Un plan ambitieux présenté à l’Élysée
Les représentants des salariés de Fibre Excellence ont présenté, ce lundi 27 avril, un projet d’investissement de 100 millions d’euros à Claire Vernet-Garnier, conseillère industrie d’Emmanuel Macron, au lendemain d’une décision judiciaire cruciale pour l’avenir des sites de Saint-Gaudens et Tarascon.
Dans la matinée, le tribunal de commerce avait opté pour le redressement judiciaire plutôt que la liquidation pure et simple — accordant six mois de sursis à des centaines de travailleurs dont l’avenir dépend désormais de la volonté de l’État à soutenir l’industrie nationale.
Les travailleurs, véritables porteurs du projet
C’est Sébastien Oustric, représentant CGT, et Cédric Byé, secrétaire du conseil social et économique de Fibre Excellence à Saint-Gaudens, qui ont défendu ce plan directement face aux représentants du pouvoir exécutif. Sans pouvoir rencontrer le Président en personne, ils ont néanmoins le sentiment d’avoir été entendus.
« On attendra les nouvelles officielles avant de s’emballer, mais au moins on a pu exposer notre projet », ont-ils déclaré à l’issue de la réunion. « La conseillère s’est montrée attentive et va faire suivre à Bercy. »
100 millions pour réorienter la production
Le projet présenté vise à réorienter les productions des deux sites vers des gammes de qualité supérieure et des produits à forte demande, afin de garantir la pérennité du groupe papetier français. Un plan conçu non par des consultants parisiens ou des actionnaires étrangers, mais par les salariés eux-mêmes.
« Ce projet, c’est le nôtre, celui des salariés.
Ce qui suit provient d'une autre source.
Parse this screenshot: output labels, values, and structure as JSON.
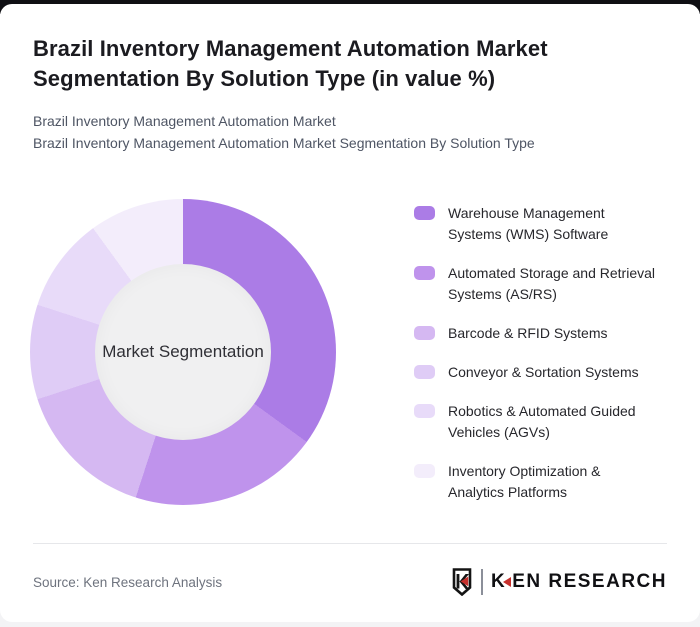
{
  "header": {
    "title": "Brazil Inventory Management Automation Market Segmentation By Solution Type (in value %)",
    "subtitle_line1": "Brazil Inventory Management Automation Market",
    "subtitle_line2": "Brazil Inventory Management Automation Market Segmentation By Solution Type"
  },
  "chart_data": {
    "type": "pie",
    "variant": "donut",
    "title": "Brazil Inventory Management Automation Market Segmentation By Solution Type (in value %)",
    "center_label": "Market Segmentation",
    "categories": [
      "Warehouse Management Systems (WMS) Software",
      "Automated Storage and Retrieval Systems (AS/RS)",
      "Barcode & RFID Systems",
      "Conveyor & Sortation Systems",
      "Robotics & Automated Guided Vehicles (AGVs)",
      "Inventory Optimization & Analytics Platforms"
    ],
    "values": [
      35,
      20,
      15,
      10,
      10,
      10
    ],
    "unit": "value %",
    "colors": [
      "#ab7ce6",
      "#bf93ec",
      "#d5b8f2",
      "#dfccf6",
      "#e8dbf9",
      "#f3edfb"
    ],
    "start_angle_deg": 0,
    "direction": "clockwise",
    "inner_hole_color": "#f0f0f1",
    "legend_position": "right"
  },
  "footer": {
    "source": "Source: Ken Research Analysis",
    "logo": {
      "brand_first_letter": "K",
      "brand_rest": "EN RESEARCH",
      "accent_color": "#c6302c"
    }
  }
}
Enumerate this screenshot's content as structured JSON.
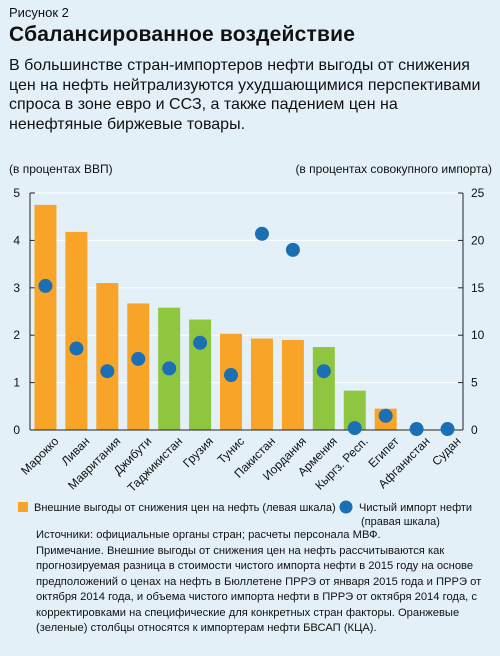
{
  "figure_label": "Рисунок 2",
  "title": "Сбалансированное воздействие",
  "subtitle": "В большинстве стран-импортеров нефти выгоды от снижения цен на нефть нейтрализуются ухудшающимися перспективами спроса в зоне евро и ССЗ, а также падением цен на ненефтяные биржевые товары.",
  "colors": {
    "orange": "#f7a428",
    "green": "#8ec63f",
    "dot": "#1a6fb5",
    "background": "#e4f0f8",
    "grid": "#ffffff"
  },
  "chart_data": {
    "type": "bar",
    "left_axis_unit": "(в процентах ВВП)",
    "right_axis_unit": "(в процентах совокупного импорта)",
    "ylim_left": [
      0,
      5
    ],
    "ylim_right": [
      0,
      25
    ],
    "left_ticks": [
      "0",
      "1",
      "2",
      "3",
      "4",
      "5"
    ],
    "right_ticks": [
      "0",
      "5",
      "10",
      "15",
      "20",
      "25"
    ],
    "categories": [
      "Марокко",
      "Ливан",
      "Мавритания",
      "Джибути",
      "Таджикистан",
      "Грузия",
      "Тунис",
      "Пакистан",
      "Иордания",
      "Армения",
      "Кыргз. Респ.",
      "Египет",
      "Афганистан",
      "Судан"
    ],
    "bar_colors": [
      "orange",
      "orange",
      "orange",
      "orange",
      "green",
      "green",
      "orange",
      "orange",
      "orange",
      "green",
      "green",
      "orange",
      "orange",
      "orange"
    ],
    "series": [
      {
        "name": "Внешние выгоды от снижения цен на нефть (левая шкала)",
        "kind": "bar",
        "axis": "left",
        "values": [
          4.75,
          4.18,
          3.1,
          2.67,
          2.58,
          2.33,
          2.03,
          1.93,
          1.9,
          1.75,
          0.83,
          0.45,
          0.0,
          0.0
        ]
      },
      {
        "name": "Чистый импорт нефти (правая шкала)",
        "kind": "dot",
        "axis": "right",
        "values": [
          15.2,
          8.6,
          6.2,
          7.5,
          6.5,
          9.2,
          5.8,
          20.7,
          19.0,
          6.2,
          0.2,
          1.5,
          0.1,
          0.1
        ]
      }
    ]
  },
  "legend": {
    "bar_label": "Внешние выгоды от снижения цен на нефть (левая шкала)",
    "dot_label_line1": "Чистый импорт нефти",
    "dot_label_line2": "(правая шкала)"
  },
  "notes": {
    "sources": "Источники: официальные органы стран; расчеты персонала МВФ.",
    "note": "Примечание. Внешние выгоды от снижения цен на нефть рассчитываются как прогнозируемая разница в стоимости чистого импорта нефти в 2015 году на основе предположений о ценах на нефть в Бюллетене ПРРЭ от января 2015 года и ПРРЭ от октября 2014 года, и объема чистого импорта нефти в ПРРЭ от октября 2014 года, с корректировками на специфические для конкретных стран факторы. Оранжевые (зеленые) столбцы относятся к импортерам нефти БВСАП (КЦА)."
  }
}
S’ils ont besoin de précisions, nous leur en donnerons autant qu’il en faut », ont affirmé les deux représentants, rappelant que ce sont les travailleurs — et non les marchés — qui connaissent le mieux leurs outils de production.
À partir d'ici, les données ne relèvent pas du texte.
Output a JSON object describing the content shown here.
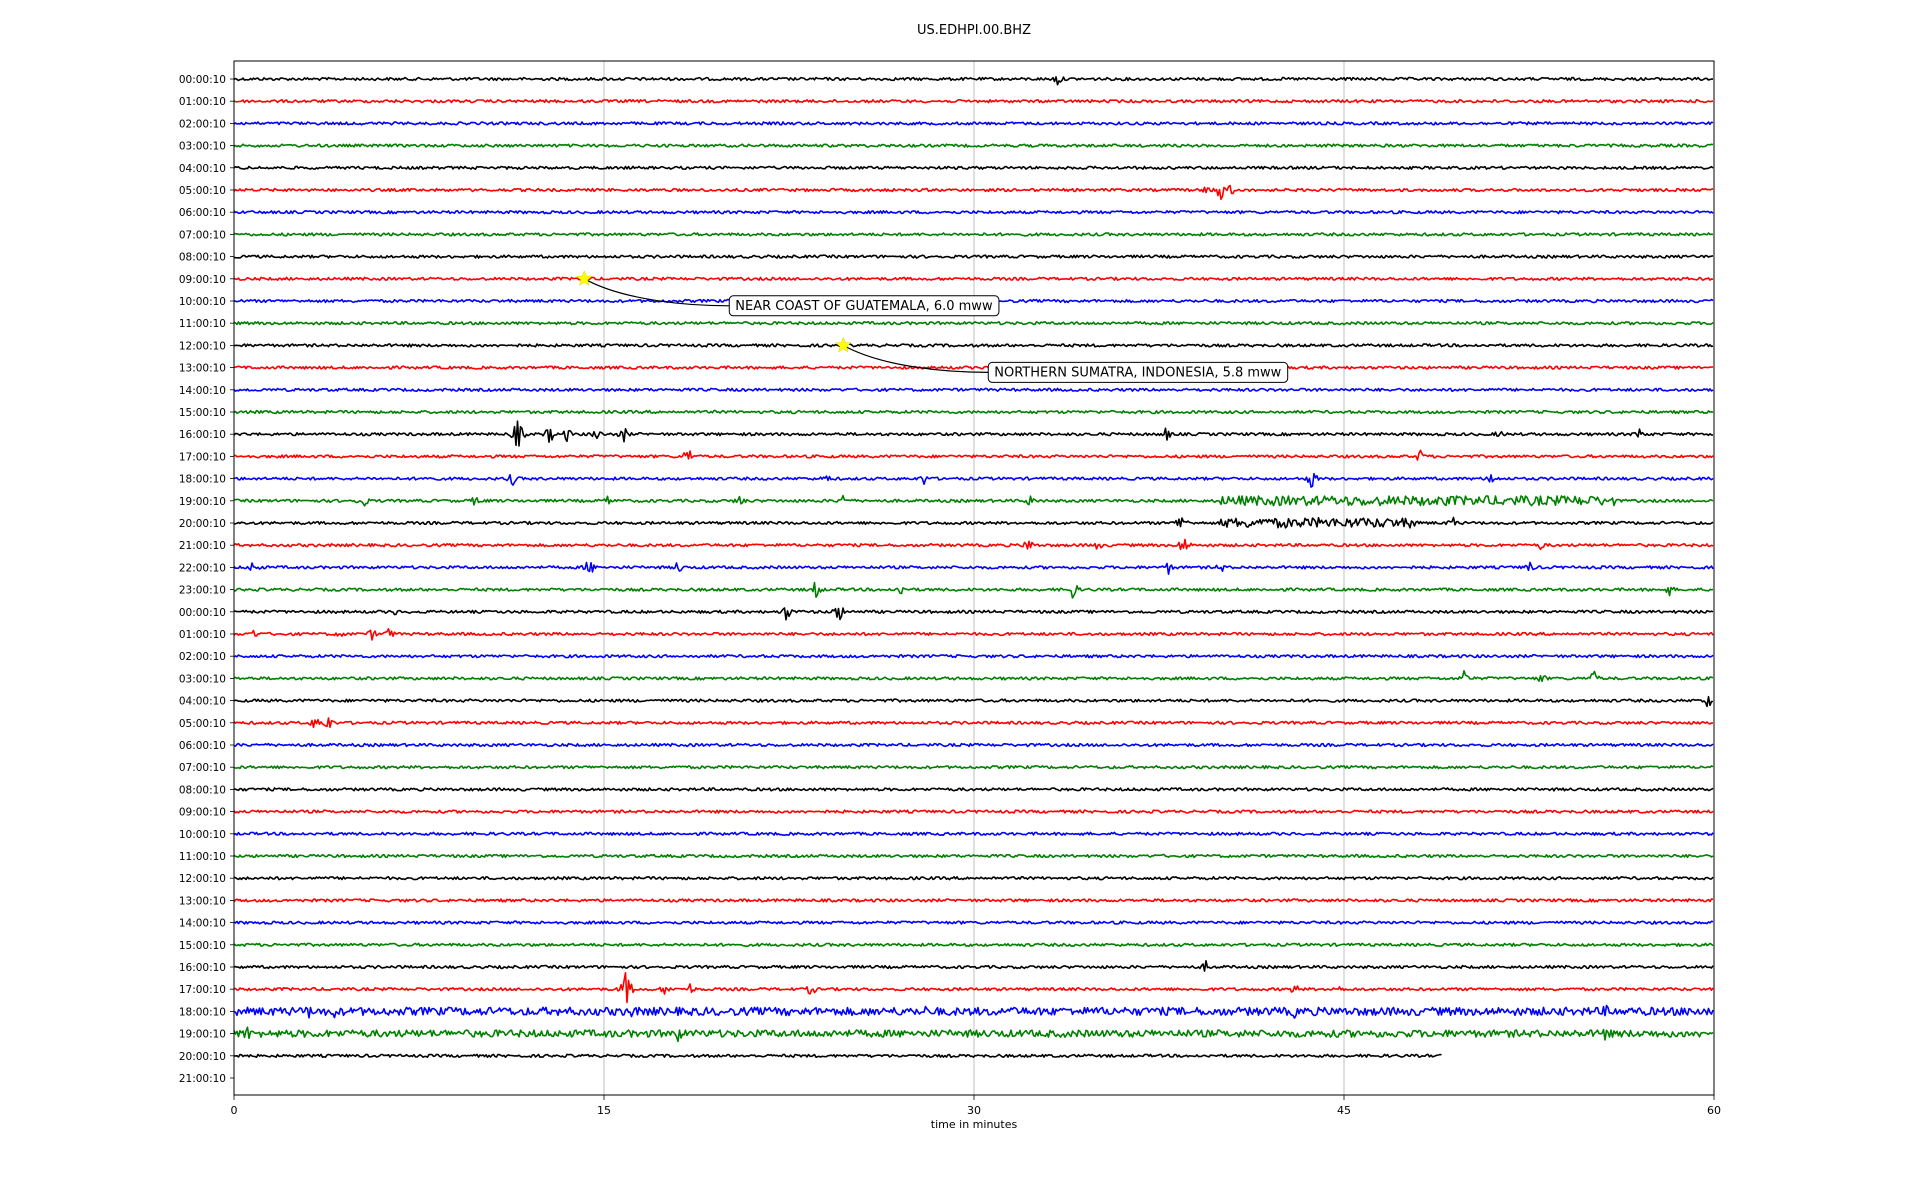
{
  "chart_data": {
    "type": "line",
    "title": "US.EDHPI.00.BHZ",
    "xlabel": "time in minutes",
    "ylabel": "",
    "xlim": [
      0,
      60
    ],
    "xticks": [
      0,
      15,
      30,
      45,
      60
    ],
    "xtick_labels": [
      "0",
      "15",
      "30",
      "45",
      "60"
    ],
    "grid": true,
    "colors": [
      "#000000",
      "#ff0000",
      "#0000ff",
      "#008000"
    ],
    "row_labels": [
      "00:00:10",
      "01:00:10",
      "02:00:10",
      "03:00:10",
      "04:00:10",
      "05:00:10",
      "06:00:10",
      "07:00:10",
      "08:00:10",
      "09:00:10",
      "10:00:10",
      "11:00:10",
      "12:00:10",
      "13:00:10",
      "14:00:10",
      "15:00:10",
      "16:00:10",
      "17:00:10",
      "18:00:10",
      "19:00:10",
      "20:00:10",
      "21:00:10",
      "22:00:10",
      "23:00:10",
      "00:00:10",
      "01:00:10",
      "02:00:10",
      "03:00:10",
      "04:00:10",
      "05:00:10",
      "06:00:10",
      "07:00:10",
      "08:00:10",
      "09:00:10",
      "10:00:10",
      "11:00:10",
      "12:00:10",
      "13:00:10",
      "14:00:10",
      "15:00:10",
      "16:00:10",
      "17:00:10",
      "18:00:10",
      "19:00:10",
      "20:00:10",
      "21:00:10"
    ],
    "last_trace_end_minute": 49,
    "bursts": [
      {
        "row": 0,
        "minute": 33.4,
        "amp": 0.35
      },
      {
        "row": 5,
        "minute": 39.5,
        "amp": 0.35
      },
      {
        "row": 5,
        "minute": 40.0,
        "amp": 0.55
      },
      {
        "row": 5,
        "minute": 40.4,
        "amp": 0.3
      },
      {
        "row": 16,
        "minute": 11.5,
        "amp": 0.8
      },
      {
        "row": 16,
        "minute": 12.8,
        "amp": 0.45
      },
      {
        "row": 16,
        "minute": 13.5,
        "amp": 0.35
      },
      {
        "row": 16,
        "minute": 14.7,
        "amp": 0.35
      },
      {
        "row": 16,
        "minute": 15.8,
        "amp": 0.4
      },
      {
        "row": 16,
        "minute": 37.8,
        "amp": 0.35
      },
      {
        "row": 16,
        "minute": 51.3,
        "amp": 0.25
      },
      {
        "row": 16,
        "minute": 57.0,
        "amp": 0.35
      },
      {
        "row": 17,
        "minute": 18.4,
        "amp": 0.5
      },
      {
        "row": 17,
        "minute": 48.1,
        "amp": 0.35
      },
      {
        "row": 18,
        "minute": 7.9,
        "amp": 0.3
      },
      {
        "row": 18,
        "minute": 11.3,
        "amp": 0.35
      },
      {
        "row": 18,
        "minute": 24.0,
        "amp": 0.3
      },
      {
        "row": 18,
        "minute": 28.0,
        "amp": 0.35
      },
      {
        "row": 18,
        "minute": 43.7,
        "amp": 0.5
      },
      {
        "row": 18,
        "minute": 51.0,
        "amp": 0.4
      },
      {
        "row": 19,
        "minute": 5.2,
        "amp": 0.45
      },
      {
        "row": 19,
        "minute": 9.8,
        "amp": 0.3
      },
      {
        "row": 19,
        "minute": 15.2,
        "amp": 0.3
      },
      {
        "row": 19,
        "minute": 20.5,
        "amp": 0.35
      },
      {
        "row": 19,
        "minute": 24.7,
        "amp": 0.35
      },
      {
        "row": 19,
        "minute": 32.3,
        "amp": 0.35
      },
      {
        "row": 19,
        "minute": 45.8,
        "amp": 0.35
      },
      {
        "row": 20,
        "minute": 38.4,
        "amp": 0.55
      },
      {
        "row": 20,
        "minute": 44.0,
        "amp": 0.3
      },
      {
        "row": 20,
        "minute": 49.4,
        "amp": 0.35
      },
      {
        "row": 21,
        "minute": 32.2,
        "amp": 0.4
      },
      {
        "row": 21,
        "minute": 35.0,
        "amp": 0.3
      },
      {
        "row": 21,
        "minute": 38.5,
        "amp": 0.55
      },
      {
        "row": 21,
        "minute": 53.0,
        "amp": 0.25
      },
      {
        "row": 22,
        "minute": 0.8,
        "amp": 0.4
      },
      {
        "row": 22,
        "minute": 14.4,
        "amp": 0.5
      },
      {
        "row": 22,
        "minute": 18.0,
        "amp": 0.35
      },
      {
        "row": 22,
        "minute": 37.9,
        "amp": 0.35
      },
      {
        "row": 22,
        "minute": 40.0,
        "amp": 0.3
      },
      {
        "row": 22,
        "minute": 52.5,
        "amp": 0.35
      },
      {
        "row": 23,
        "minute": 23.6,
        "amp": 0.5
      },
      {
        "row": 23,
        "minute": 27.0,
        "amp": 0.35
      },
      {
        "row": 23,
        "minute": 34.0,
        "amp": 0.5
      },
      {
        "row": 23,
        "minute": 58.2,
        "amp": 0.3
      },
      {
        "row": 24,
        "minute": 6.5,
        "amp": 0.2
      },
      {
        "row": 24,
        "minute": 22.4,
        "amp": 0.45
      },
      {
        "row": 24,
        "minute": 24.5,
        "amp": 0.55
      },
      {
        "row": 25,
        "minute": 0.8,
        "amp": 0.25
      },
      {
        "row": 25,
        "minute": 4.3,
        "amp": 0.25
      },
      {
        "row": 25,
        "minute": 5.6,
        "amp": 0.3
      },
      {
        "row": 25,
        "minute": 6.3,
        "amp": 0.35
      },
      {
        "row": 27,
        "minute": 49.9,
        "amp": 0.45
      },
      {
        "row": 27,
        "minute": 53.0,
        "amp": 0.3
      },
      {
        "row": 27,
        "minute": 55.1,
        "amp": 0.45
      },
      {
        "row": 28,
        "minute": 59.8,
        "amp": 0.45
      },
      {
        "row": 29,
        "minute": 3.3,
        "amp": 0.4
      },
      {
        "row": 29,
        "minute": 3.8,
        "amp": 0.45
      },
      {
        "row": 40,
        "minute": 39.4,
        "amp": 0.3
      },
      {
        "row": 41,
        "minute": 15.9,
        "amp": 0.9
      },
      {
        "row": 41,
        "minute": 17.5,
        "amp": 0.35
      },
      {
        "row": 41,
        "minute": 18.5,
        "amp": 0.3
      },
      {
        "row": 41,
        "minute": 23.4,
        "amp": 0.35
      },
      {
        "row": 41,
        "minute": 43.0,
        "amp": 0.3
      },
      {
        "row": 41,
        "minute": 44.7,
        "amp": 0.3
      },
      {
        "row": 42,
        "minute": 3.0,
        "amp": 0.4
      },
      {
        "row": 42,
        "minute": 4.1,
        "amp": 0.35
      },
      {
        "row": 42,
        "minute": 16.2,
        "amp": 0.45
      },
      {
        "row": 42,
        "minute": 28.0,
        "amp": 0.3
      },
      {
        "row": 42,
        "minute": 43.0,
        "amp": 0.35
      },
      {
        "row": 42,
        "minute": 55.6,
        "amp": 0.35
      },
      {
        "row": 42,
        "minute": 59.0,
        "amp": 0.35
      },
      {
        "row": 43,
        "minute": 0.5,
        "amp": 0.5
      },
      {
        "row": 43,
        "minute": 18.0,
        "amp": 0.45
      },
      {
        "row": 43,
        "minute": 55.6,
        "amp": 0.45
      }
    ],
    "noisy_segments": [
      {
        "row": 19,
        "start": 40.0,
        "end": 56.0,
        "amp": 0.22
      },
      {
        "row": 20,
        "start": 40.0,
        "end": 48.0,
        "amp": 0.22
      },
      {
        "row": 42,
        "start": 0.0,
        "end": 60.0,
        "amp": 0.18
      },
      {
        "row": 43,
        "start": 0.0,
        "end": 60.0,
        "amp": 0.16
      }
    ],
    "annotations": [
      {
        "label": "NEAR COAST OF GUATEMALA, 6.0 mww",
        "row": 9,
        "minute": 14.2
      },
      {
        "label": "NORTHERN SUMATRA, INDONESIA, 5.8 mww",
        "row": 12,
        "minute": 24.7
      }
    ]
  }
}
20 millions d’euros en urgence pour redémarrer
Au-delà de l’enveloppe à moyen et long terme, les représentants ont réclamé une aide d’urgence de 20 millions d’euros pour permettre la reprise immédiate de l’activité. Les usines sont fermées depuis vendredi, faute de trésorerie suffisante.
« C’est la somme nécessaire pour notre trésorerie. On en aura besoin rapidement pour redémarrer les usines, acheter du bois, acheter les produits chimiques… C’est ce qui permettra de reprendre le cours normal de nos productions et de montrer que les usines sont viables, afin de trouver un repreneur », ont-ils expliqué.
Le contrat énergétique, clé d’un nouveau départ
Les salariés ont également demandé à l’État d’activer sans délai le nouveau contrat de vente d’énergie, validé par le Premier ministre Sébastien Lecornu quelques jours avant que l’actionnaire ne décide d’abandonner le navire.
Si ce déblocage était initialement conditionné aux investissements de l’actionnaire, les représentants du personnel estiment que la donne a changé : c’est désormais l’État qui doit prendre ses responsabilités pour permettre à ces sites industriels stratégiques de repartir sur des bases solides. La souveraineté industrielle française ne saurait être otage des défaillances d’actionnaires privés.